La Leucemia è un tumore del sangue causato dalla moltiplicazione incontrollata di cellule staminali.
Le cellule staminali del sangue si trovano nel midollo osseo delle ossa piatte, come bacino, cranio, coste, vertebre, scapole, e delle ossa lunghe quali femore e omero.
Si tratta di cellule primarie e immature che seguendo due linee di sviluppo, mieloide o linfoide, danno vita a globuli bianchi, globuli rossi e piastrine. In uno stato normale le cellule della linea mieloide daranno origine a gran parte dei globuli bianchi e alle piastrine, mentre le cellule della linea linfoide diventeranno linfociti.

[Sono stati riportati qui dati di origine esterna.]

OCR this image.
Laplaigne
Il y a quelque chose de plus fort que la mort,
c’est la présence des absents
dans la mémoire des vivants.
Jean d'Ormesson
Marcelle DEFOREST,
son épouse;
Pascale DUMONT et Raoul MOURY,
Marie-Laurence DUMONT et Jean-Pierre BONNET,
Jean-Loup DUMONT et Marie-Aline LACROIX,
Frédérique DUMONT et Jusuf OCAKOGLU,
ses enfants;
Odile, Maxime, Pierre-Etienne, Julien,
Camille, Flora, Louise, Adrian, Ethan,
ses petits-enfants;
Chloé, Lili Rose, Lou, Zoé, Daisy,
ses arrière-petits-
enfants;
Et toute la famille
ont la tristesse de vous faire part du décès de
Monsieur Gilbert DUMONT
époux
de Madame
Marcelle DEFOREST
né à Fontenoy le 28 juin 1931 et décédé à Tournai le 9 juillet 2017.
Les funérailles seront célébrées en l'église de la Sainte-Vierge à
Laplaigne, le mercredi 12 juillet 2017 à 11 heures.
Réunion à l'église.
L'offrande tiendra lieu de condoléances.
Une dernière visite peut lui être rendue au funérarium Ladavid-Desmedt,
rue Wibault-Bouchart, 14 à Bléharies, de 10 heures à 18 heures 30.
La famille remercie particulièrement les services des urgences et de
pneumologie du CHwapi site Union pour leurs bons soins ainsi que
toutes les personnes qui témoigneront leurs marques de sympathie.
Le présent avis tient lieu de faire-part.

Come ha origine la leucemia?

La leucemia può avere origine perché una delle cellule staminali interrompe prematuramente il suo processo di maturazione, oppure perché la cellula immatura acquisisce la capacità di proliferare senza limiti diventando resistente ai meccanismi di morte cellulare programmata, una modalità di controllo intrinseco presente nelle cellule normali. 
Quando questo avviene i cloni della cellula originale invadono velocemente non solo il sangue ma anche linfonodi, milza e fegato.

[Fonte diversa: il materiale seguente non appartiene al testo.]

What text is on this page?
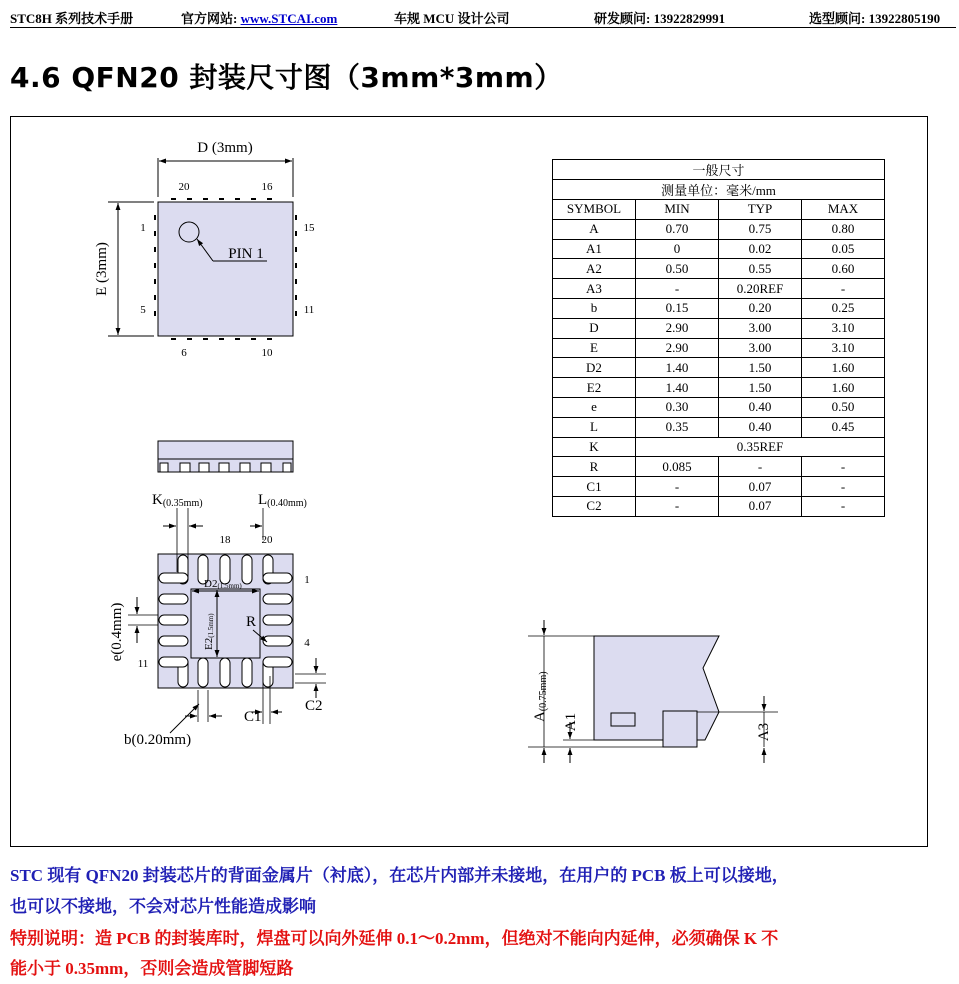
STC8H 系列技术手册	官方网站: www.STCAI.com	车规 MCU 设计公司	研发顾问: 13922829991	选型顾问: 13922805190
4.6 QFN20 封装尺寸图（3mm*3mm）
D (3mm)
E (3mm)	PIN 1
20	16
1
5
15
11
6	10
K(0.35mm)	L(0.40mm)
18	20
1
4
11
D2(1.5mm)
E2(1.5mm) R
e(0.4mm)
b(0.20mm)
C1
C2
A(0.75mm)
A1
A3
一般尺寸			
测量单位：毫米/mm			
SYMBOL	MIN	TYP	MAX
A	0.70	0.75	0.80
A1	0	0.02	0.05
A2	0.50	0.55	0.60
A3	-	0.20REF	-
b	0.15	0.20	0.25
D	2.90	3.00	3.10
E	2.90	3.00	3.10
D2	1.40	1.50	1.60
E2	1.40	1.50	1.60
e	0.30	0.40	0.50
L	0.35	0.40	0.45
K	0.35REF		
R	0.085	-	-
C1	-	0.07	-
C2	-	0.07	-
STC 现有 QFN20 封装芯片的背面金属片（衬底），在芯片内部并未接地，在用户的 PCB 板上可以接地，
也可以不接地，不会对芯片性能造成影响
特别说明：造 PCB 的封装库时，焊盘可以向外延伸 0.1～0.2mm，但绝对不能向内延伸，必须确保 K 不
能小于 0.35mm，否则会造成管脚短路
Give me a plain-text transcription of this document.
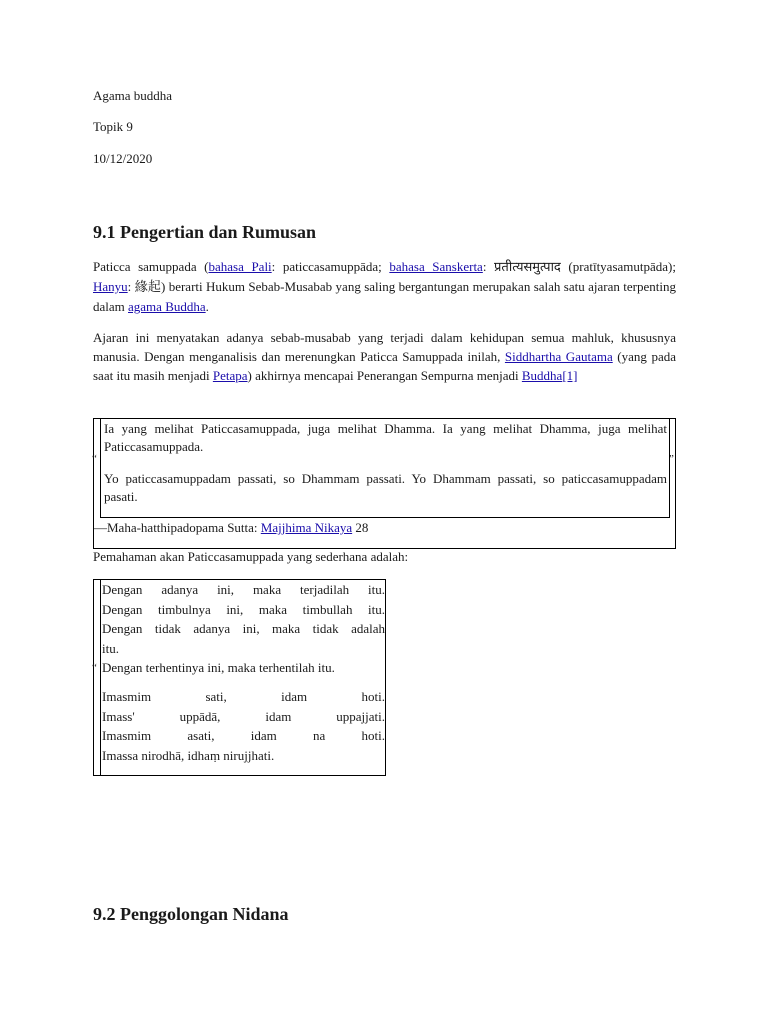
Agama buddha
Topik 9
10/12/2020
9.1 Pengertian dan Rumusan
Paticca samuppada (bahasa Pali: paticcasamuppāda; bahasa Sanskerta: प्रतीत्यसमुत्पाद (pratītyasamutpāda); Hanyu: 緣起) berarti Hukum Sebab-Musabab yang saling bergantungan merupakan salah satu ajaran terpenting dalam agama Buddha.
Ajaran ini menyatakan adanya sebab-musabab yang terjadi dalam kehidupan semua mahluk, khususnya manusia. Dengan menganalisis dan merenungkan Paticca Samuppada inilah, Siddhartha Gautama (yang pada saat itu masih menjadi Petapa) akhirnya mencapai Penerangan Sempurna menjadi Buddha[1]
“	”
Ia yang melihat Paticcasamuppada, juga melihat Dhamma. Ia yang melihat Dhamma, juga melihat Paticcasamuppada.
Yo paticcasamuppadam passati, so Dhammam passati. Yo Dhammam passati, so paticcasamuppadam pasati.
—Maha-hatthipadopama Sutta: Majjhima Nikaya 28
Pemahaman akan Paticcasamuppada yang sederhana adalah:
“
Dengan adanya ini, maka terjadilah itu.
Dengan timbulnya ini, maka timbullah itu.
Dengan tidak adanya ini, maka tidak adalah
itu.
Dengan terhentinya ini, maka terhentilah itu.
Imasmim sati, idam hoti.
Imass' uppādā, idam uppajjati.
Imasmim asati, idam na hoti.
Imassa nirodhā, idhaṃ nirujjhati.
9.2 Penggolongan Nidana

Ad oggi si sa che il rischio di sviluppare una leucemia è maggiore se sono presenti alcune condizioni come l’esposizione a radiazioni ionizzanti o prodotti chimici tossici; l’esposizione ad alcuni farmaci chemioterapici; e le traslocazioni e anomalie cromosomiche o altre malattie preesistenti come sindrome di Down o anemia di Fanconi.

Le forme della malattia

Uno dei fattori su cui viene classificata la malattia riguarda la velocità con cui la leucemia avanza. Si distinguono le forme cosiddette acute, che progrediscono con tempi brevi o brevissimi, dalle forme croniche, caratterizzate da un’evoluzione più lenta.

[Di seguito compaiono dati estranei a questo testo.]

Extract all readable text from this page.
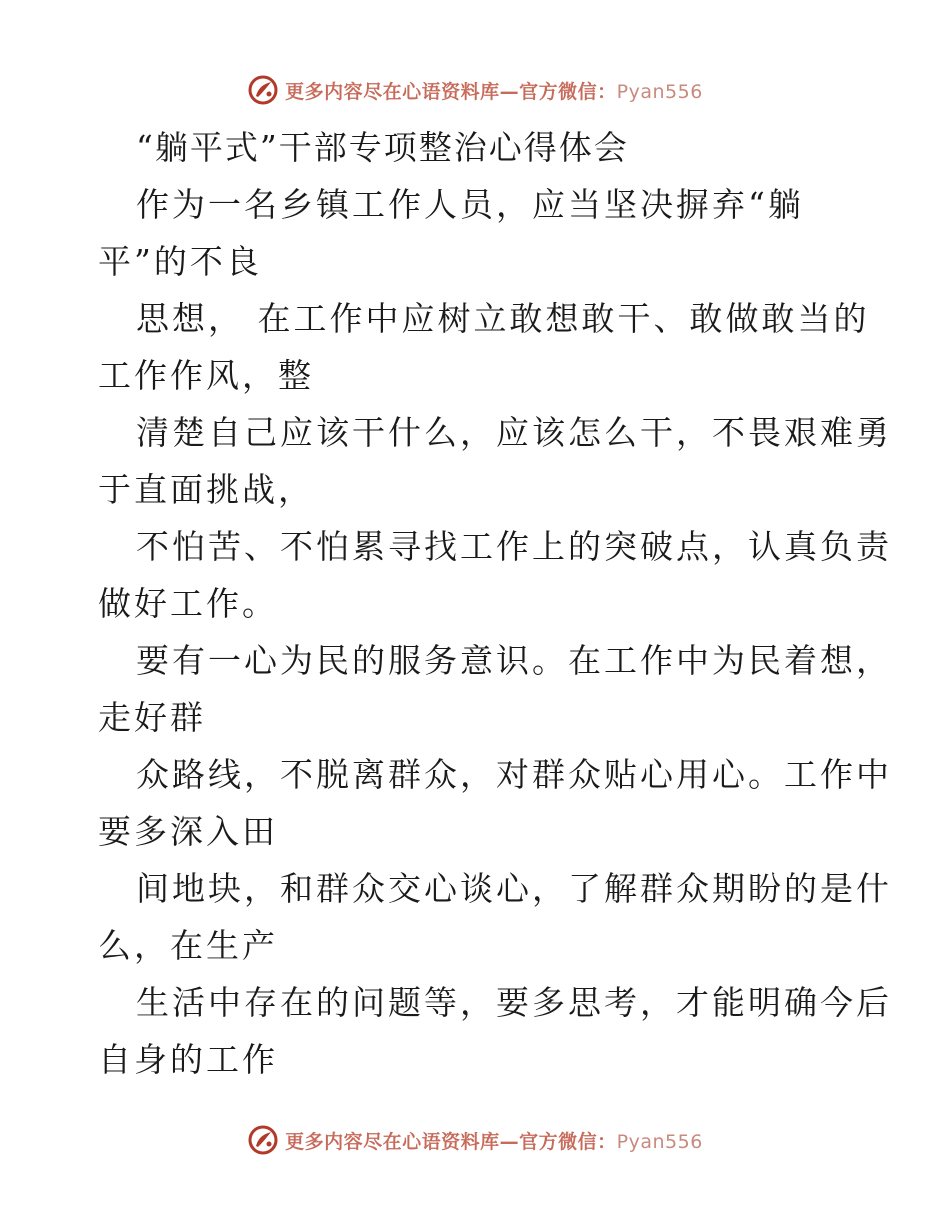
更多内容尽在心语资料库—官方微信：Pyan556
“躺平式”干部专项整治心得体会

作为一名乡镇工作人员，应当坚决摒弃“躺
平”的不良

思想， 在工作中应树立敢想敢干、敢做敢当的
工作作风，整

清楚自己应该干什么，应该怎么干，不畏艰难勇
于直面挑战，

不怕苦、不怕累寻找工作上的突破点，认真负责
做好工作。

要有一心为民的服务意识。在工作中为民着想，
走好群

众路线，不脱离群众，对群众贴心用心。工作中
要多深入田

间地块，和群众交心谈心，了解群众期盼的是什
么，在生产

生活中存在的问题等，要多思考，才能明确今后
自身的工作

更多内容尽在心语资料库—官方微信：Pyan556
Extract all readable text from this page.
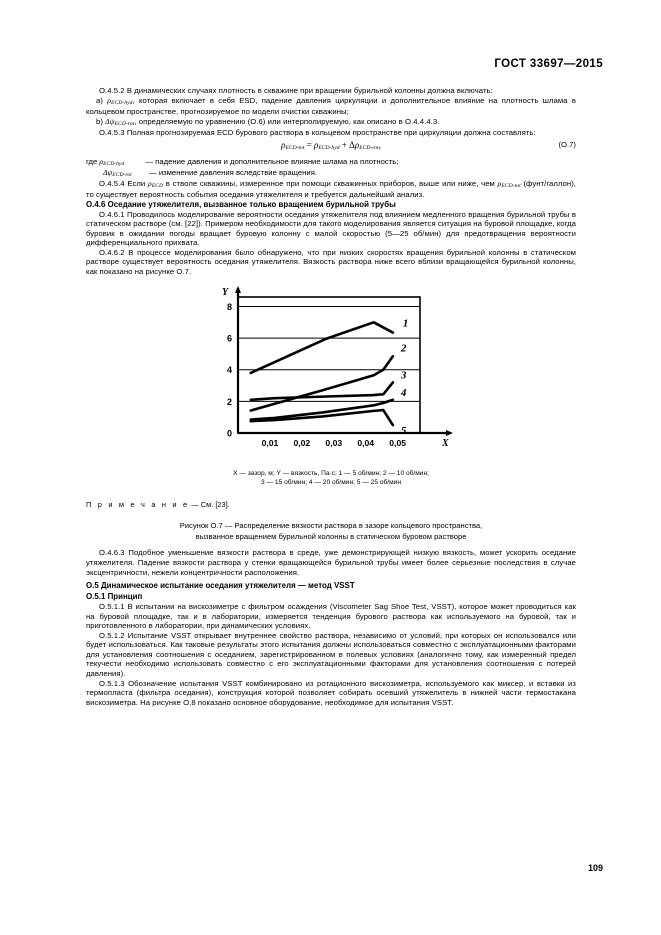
ГОСТ 33697—2015

О.4.5.2 В динамических случаях плотность в скважине при вращении бурильной колонны должна включать:

a) $\rho_{ECD-hyd}$, которая включает в себя ESD, падение давления циркуляции и дополнительное влияние на плотность шлама в кольцевом пространстве, прогнозируемое по модели очистки скважины;

b) $\Delta\psi_{ECD-rot}$, определяемую по уравнению (О.6) или интерполируемую, как описано в О.4.4.4.3.

О.4.5.3 Полная прогнозируемая ECD бурового раствора в кольцевом пространстве при циркуляции должна составлять:

$\rho_{ECD-tot} = \rho_{ECD-hyd} + \Delta\rho_{ECD-rot}$,	(О.7)
где $\rho_{ECD-hyd}$	— падение давления и дополнительное влияние шлама на плотность;
$\Delta\psi_{ECD-rot}$ — изменение давления вследствие вращения.

О.4.5.4 Если $\rho_{ECD}$ в стволе скважины, измеренное при помощи скважинных приборов, выше или ниже, чем $\rho_{ECD-tot}$ (фунт/галлон), то существует вероятность события оседания утяжелителя и требуется дальнейший анализ.

О.4.6 Оседание утяжелителя, вызванное только вращением бурильной трубы

О.4.6.1 Проводилось моделирование вероятности оседания утяжелителя под влиянием медленного вращения бурильной трубы в статическом растворе (см. [22]). Примером необходимости для такого моделирования является ситуация на буровой площадке, когда буровик в ожидании погоды вращает буровую колонну с малой скоростью (5—25 об/мин) для предотвращения вероятности дифференциального прихвата.

О.4.6.2 В процессе моделирования было обнаружено, что при низких скоростях вращения бурильной колонны в статическом растворе существует вероятность оседания утяжелителя. Вязкость раствора ниже всего вблизи вращающейся бурильной колонны, как показано на рисунке О.7.

0
2
4
6
8
0,01 0,02 0,03 0,04 0,05
1
2
3
4
5
Y
X
X — зазор, м; Y — вязкость, Па·с; 1 — 5 об/мин; 2 — 10 об/мин;
3 — 15 об/мин; 4 — 20 об/мин; 5 — 25 об/мин
П р и м е ч а н и е — См. [23].
Рисунок О.7 — Распределение вязкости раствора в зазоре кольцевого пространства,
вызванное вращением бурильной колонны в статическом буровом растворе

О.4.6.3 Подобное уменьшение вязкости раствора в среде, уже демонстрирующей низкую вязкость, может ускорить оседание утяжелителя. Падение вязкости раствора у стенки вращающейся бурильной трубы имеет более серьезные последствия в случае эксцентричности, нежели концентричности расположения.

О.5 Динамическое испытание оседания утяжелителя — метод VSST
О.5.1 Принцип

О.5.1.1 В испытании на вискозиметре с фильтром осаждения (Viscometer Sag Shoe Test, VSST), которое может проводиться как на буровой площадке, так и в лаборатории, измеряется тенденция бурового раствора как используемого на буровой, так и приготовленного в лаборатории, при динамических условиях.

О.5.1.2 Испытание VSST открывает внутреннее свойство раствора, независимо от условий, при которых он использовался или будет использоваться. Как таковые результаты этого испытания должны использоваться совместно с эксплуатационными факторами для установления соотношения с оседанием, зарегистрированном в полевых условиях (аналогично тому, как измеренный предел текучести необходимо использовать совместно с его эксплуатационными факторами для установления соотношения с потерей давления).

О.5.1.3 Обозначение испытания VSST комбинировано из ротационного вискозиметра, используемого как миксер, и вставки из термопласта (фильтра оседания), конструкция которой позволяет собирать осевший утяжелитель в нижней части термостакана вискозиметра. На рисунке О.8 показано основное оборудование, необходимое для испытания VSST.

109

Nella maggior parte dei casi all’aumentare dei cloni blastici (cellule non ancora mature) corrisponde una diminuzione di globuli rossi, bianchi e piastrine. Questo a sua volta può condurre a un aumento del rischio di sanguinamento, all’anemia o a una maggiore vulnerabilità a contrarre infezioni.  La malattia, inoltre, può causare stanchezza, sensazione di svenimento, febbre alta, sudorazioni notturne, pallore, affanno, infezioni ripetute, sanguinamento insolito e frequente dal cavo orale, dolori articolari e alle ossa, formazione di lividi, ingrossamento dei linfonodi, incomprensibile perdita di peso.

Si può curare?

In generale, le terapie mirano ad eliminare il clone blastico nel tentativo di evitare che questo prevalga sulla popolazione cellulare normale. A ogni tipologia di leucemia corrisponde una specifica strategia terapeutica per curare o tenere sotto controllo la malattia. Per alcuni tipi particolari di leucemie sono state sviluppate terapie farmacologiche mirate, dette terapie a bersaglio. Ad oggi, sono riconosciute e trattate 13 tipologie di leucemia.